What a timeless exquisite gift she left women of all ages and how grateful I am that she shared her heart and home with the world. I so loved Eloise Wilkin’s world as a child, that I wanted her cozy, safe world for my baby.  Now we’ve both grown up but the power of Eloise Wilkin’s magic is still potent. To sip a cup of tea and slowly turn the pages of We Help Mommy, We Help Daddy, The New Baby, Prayers for Children, Baby’s Christmas, is to take a time travelers sojourn in serenity—a tour of a happy childhood. When I was preparing to write my first children’s book The Best Part of the Day, I wanted to endow it with the same old-fashioned magic of contentment (and thanks to our book’s illustrator Wendy Edelson, we did.)

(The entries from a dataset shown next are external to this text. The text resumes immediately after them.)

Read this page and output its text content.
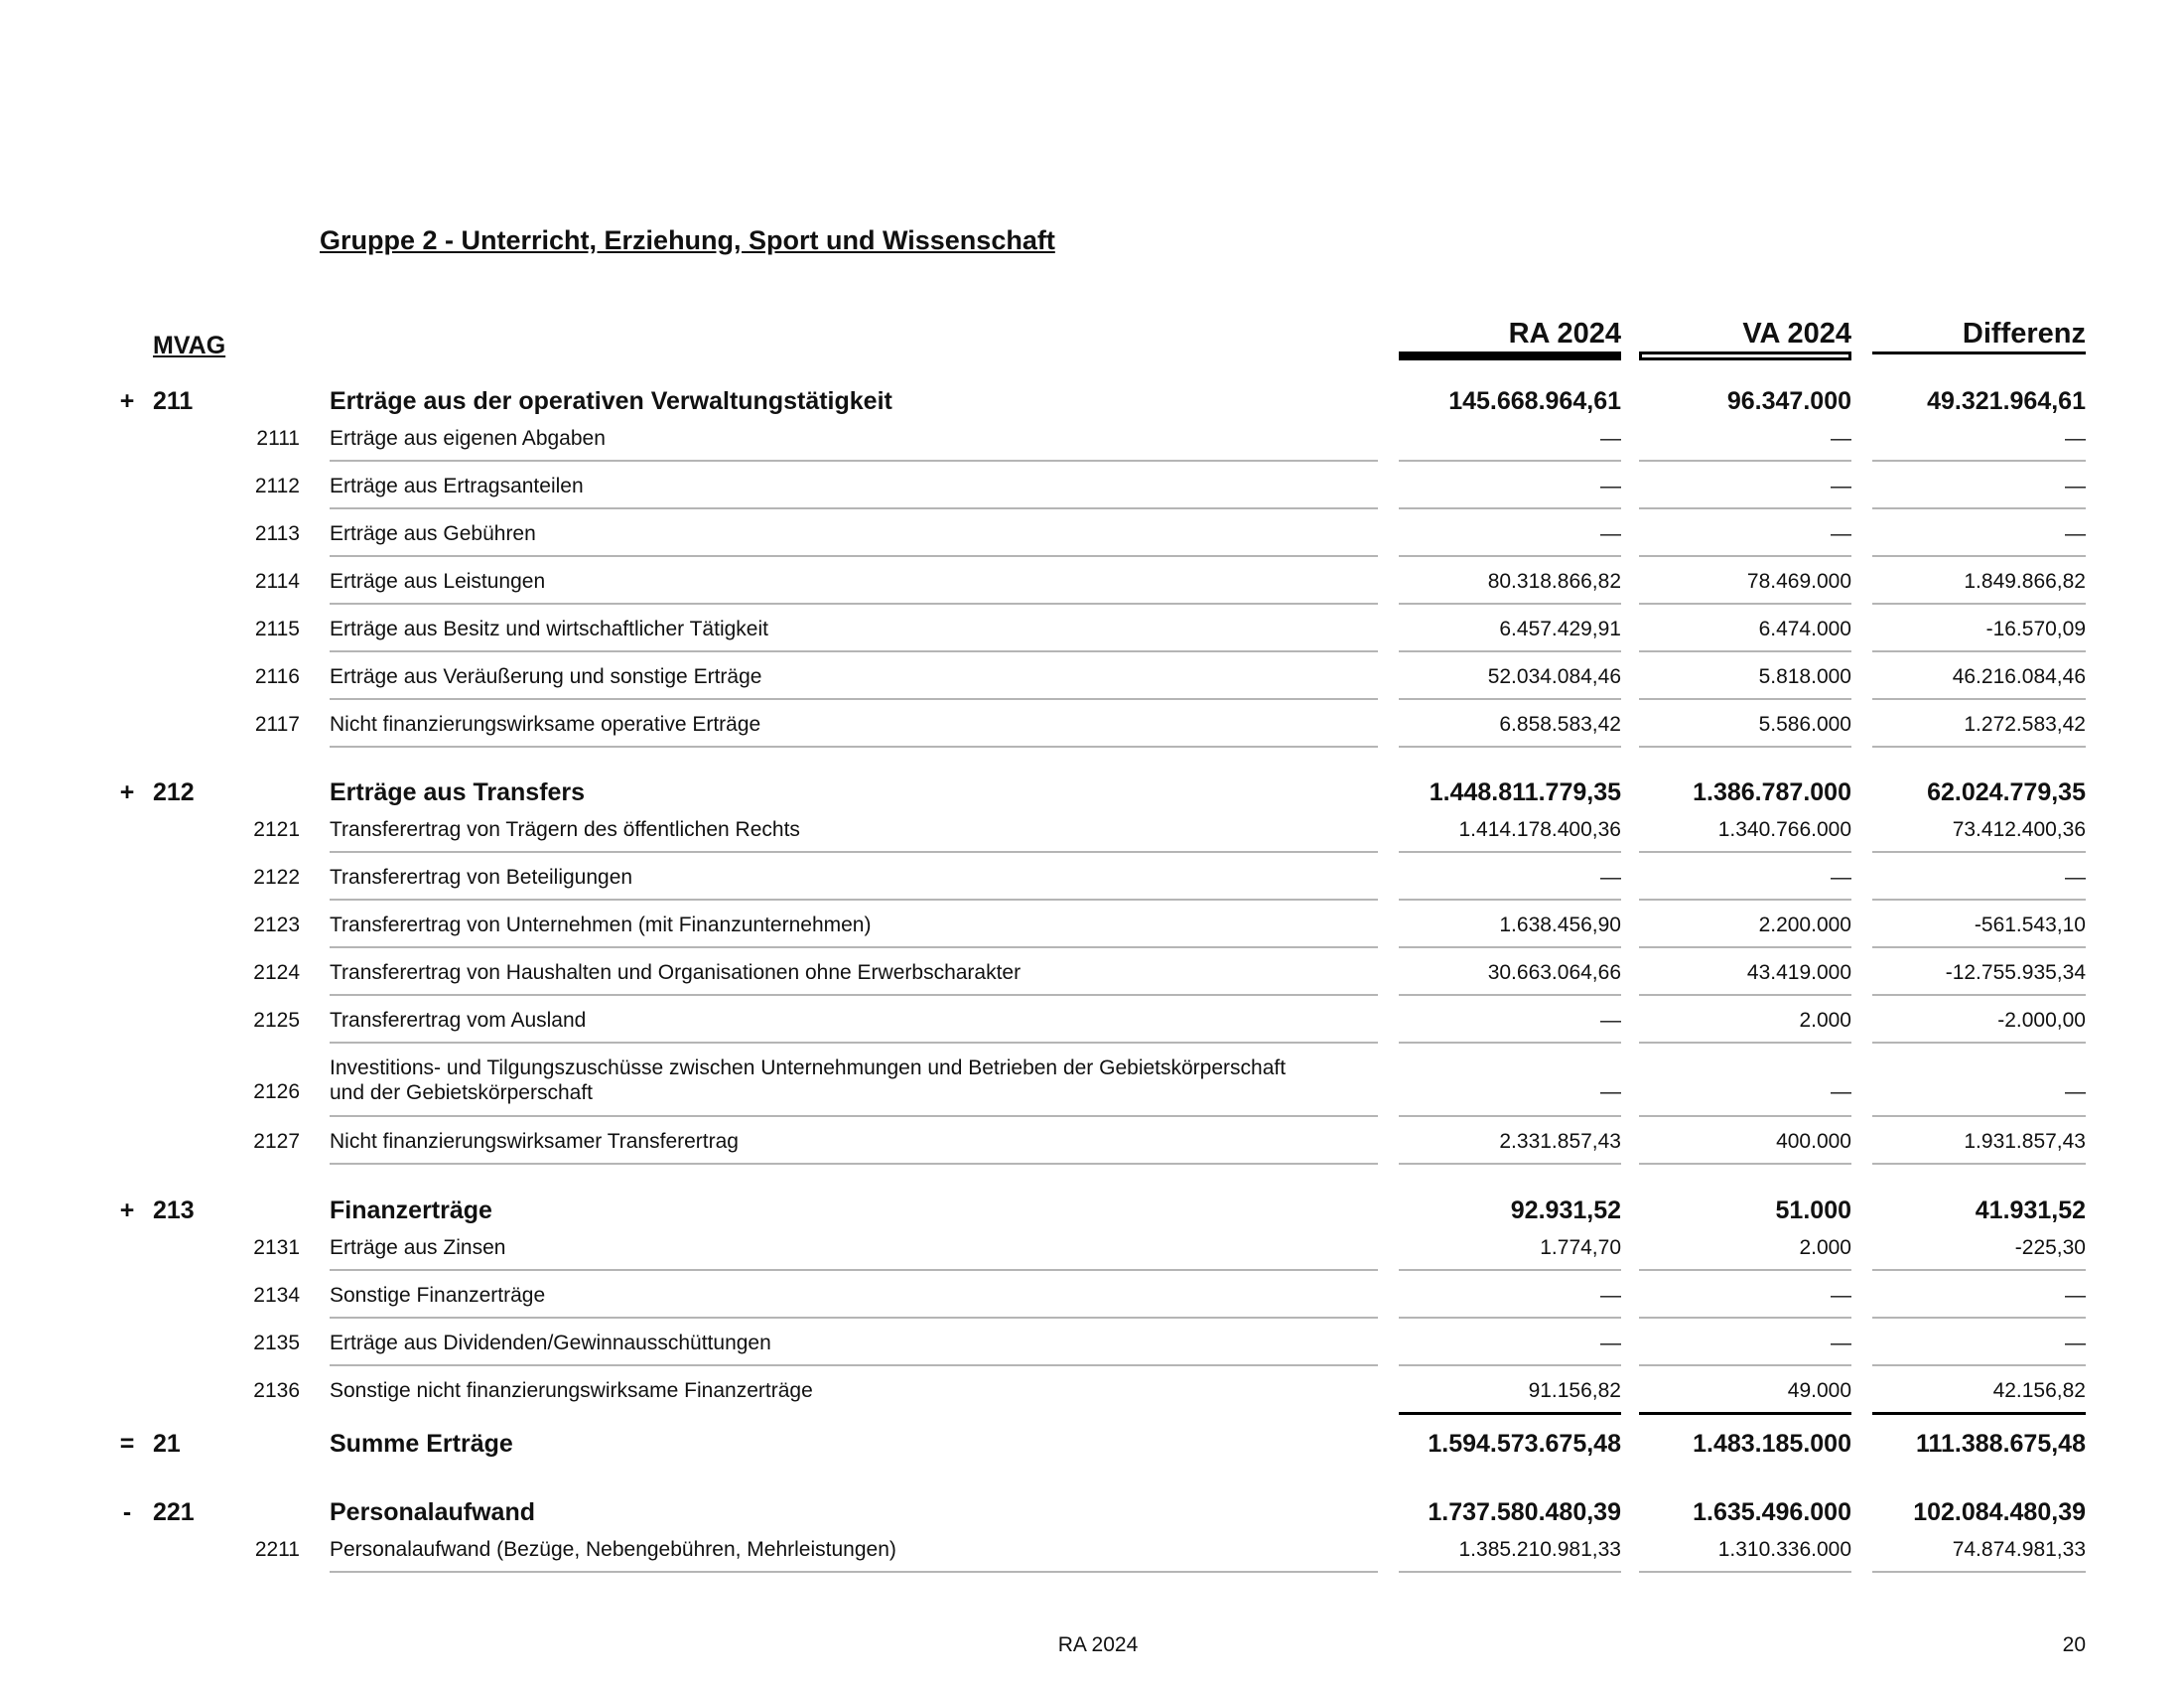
Gruppe 2 - Unterricht, Erziehung, Sport und Wissenschaft
MVAG	RA 2024	VA 2024	Differenz
+ 211	Erträge aus der operativen Verwaltungstätigkeit	145.668.964,61	96.347.000	49.321.964,61
2111 Erträge aus eigenen Abgaben	—	—	—
2112 Erträge aus Ertragsanteilen	—	—	—
2113 Erträge aus Gebühren	—	—	—
2114 Erträge aus Leistungen	80.318.866,82	78.469.000	1.849.866,82
2115 Erträge aus Besitz und wirtschaftlicher Tätigkeit	6.457.429,91	6.474.000	-16.570,09
2116 Erträge aus Veräußerung und sonstige Erträge	52.034.084,46	5.818.000	46.216.084,46
2117 Nicht finanzierungswirksame operative Erträge	6.858.583,42	5.586.000	1.272.583,42
+ 212	Erträge aus Transfers	1.448.811.779,35	1.386.787.000	62.024.779,35
2121 Transferertrag von Trägern des öffentlichen Rechts	1.414.178.400,36	1.340.766.000	73.412.400,36
2122 Transferertrag von Beteiligungen	—	—	—
2123 Transferertrag von Unternehmen (mit Finanzunternehmen)	1.638.456,90	2.200.000	-561.543,10
2124 Transferertrag von Haushalten und Organisationen ohne Erwerbscharakter	30.663.064,66	43.419.000	-12.755.935,34
2125 Transferertrag vom Ausland	—	2.000	-2.000,00
2126
Investitions- und Tilgungszuschüsse zwischen Unternehmungen und Betrieben der Gebietskörperschaft
und der Gebietskörperschaft	—	—	—
2127 Nicht finanzierungswirksamer Transferertrag	2.331.857,43	400.000	1.931.857,43
+ 213	Finanzerträge	92.931,52	51.000	41.931,52
2131 Erträge aus Zinsen	1.774,70	2.000	-225,30
2134 Sonstige Finanzerträge	—	—	—
2135 Erträge aus Dividenden/Gewinnausschüttungen	—	—	—
2136 Sonstige nicht finanzierungswirksame Finanzerträge	91.156,82	49.000	42.156,82
= 21	Summe Erträge	1.594.573.675,48	1.483.185.000	111.388.675,48
- 221	Personalaufwand	1.737.580.480,39	1.635.496.000	102.084.480,39
2211 Personalaufwand (Bezüge, Nebengebühren, Mehrleistungen)	1.385.210.981,33	1.310.336.000	74.874.981,33
RA 2024	20
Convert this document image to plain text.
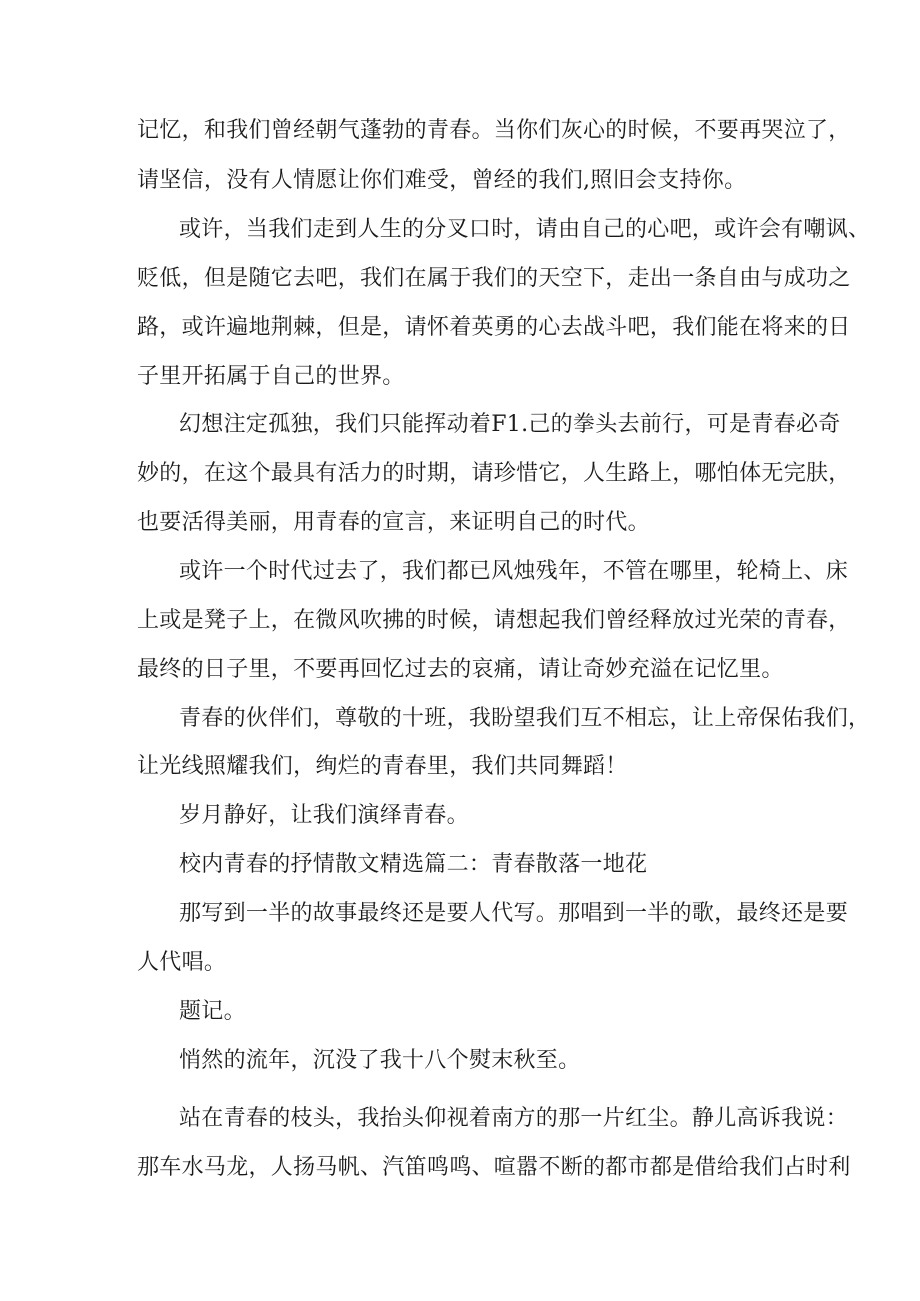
记忆，和我们曾经朝气蓬勃的青春。当你们灰心的时候，不要再哭泣了，
请坚信，没有人情愿让你们难受，曾经的我们,照旧会支持你。
或许，当我们走到人生的分叉口时，请由自己的心吧，或许会有嘲讽、
贬低，但是随它去吧，我们在属于我们的天空下，走出一条自由与成功之
路，或许遍地荆棘，但是，请怀着英勇的心去战斗吧，我们能在将来的日
子里开拓属于自己的世界。
幻想注定孤独，我们只能挥动着F1.己的拳头去前行，可是青春必奇
妙的，在这个最具有活力的时期，请珍惜它，人生路上，哪怕体无完肤，
也要活得美丽，用青春的宣言，来证明自己的时代。
或许一个时代过去了，我们都已风烛残年，不管在哪里，轮椅上、床
上或是凳子上，在微风吹拂的时候，请想起我们曾经释放过光荣的青春，
最终的日子里，不要再回忆过去的哀痛，请让奇妙充溢在记忆里。
青春的伙伴们，尊敬的十班，我盼望我们互不相忘，让上帝保佑我们，
让光线照耀我们，绚烂的青春里，我们共同舞蹈！
岁月静好，让我们演绎青春。
校内青春的抒情散文精选篇二：青春散落一地花
那写到一半的故事最终还是要人代写。那唱到一半的歌，最终还是要
人代唱。
题记。
悄然的流年，沉没了我十八个熨末秋至。
站在青春的枝头，我抬头仰视着南方的那一片红尘。静儿高诉我说：
那车水马龙，人扬马帆、汽笛鸣鸣、喧嚣不断的都市都是借给我们占时利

"My Goodnight Book" by Eloise Wilkin

"My Goodnight Book" by Eloise Wilkin

Our changing circumstances ask us to think again about what are our absolutes—those things we cannot live without—no matter where we live.  For me it’s a big comfortable bed where I can stretch out with my books, pads, pen, cats, a great reading lights, good English tea, a cozy chair and ottoman, a scented linen closet, fireplace, bookshelves, the ticking of the Grandfather clock and my beautiful collection of still life paintings. 

So once again I return to my Little Golden Books.  My finger traces the picture of a Colonial rag rug, a stenciled border, blue and white china, a maple rope bed, a blue hutch with the inside back in cherry pink, a small world all cozy and contained and I realize that the feelings inspired by the treasures I have found for myself in books by and for women of all ages, is beyond measure.  Yes, I have decorated the homes of my life in different ways, yet all inspired by Eloise Wilkin’s influence.  And here is where wonderment accompanies me as I begin to live again through my books, both written and read.  After I wrote Simple Abundance I received an unexpected gift, a set of three exquisite plates and a generous note from Eloise Wilkin’s grand-daughter from her collection.  How I have cherished them!  They are packed now in a crate which will soon make it way from England to California.  And when I find them again, I will know that I have arrived home.

So it looks like I’ll need to create space to display them!  Back go my strays into the special box labeled “Happy Books.”

This week I wish for you, dearest Babe, a quiet house and a calm world, beginning in your heart. And wonderful words to read and hold close to enwrap you in a hug and a hush. And more Grace than you can ask, in full measure, pressed down and overflowing. 

Sending dearest love and always, blessings on your courage.  You will never know how cherished you are to me and how grateful I am that we found each other on the page and between the lines.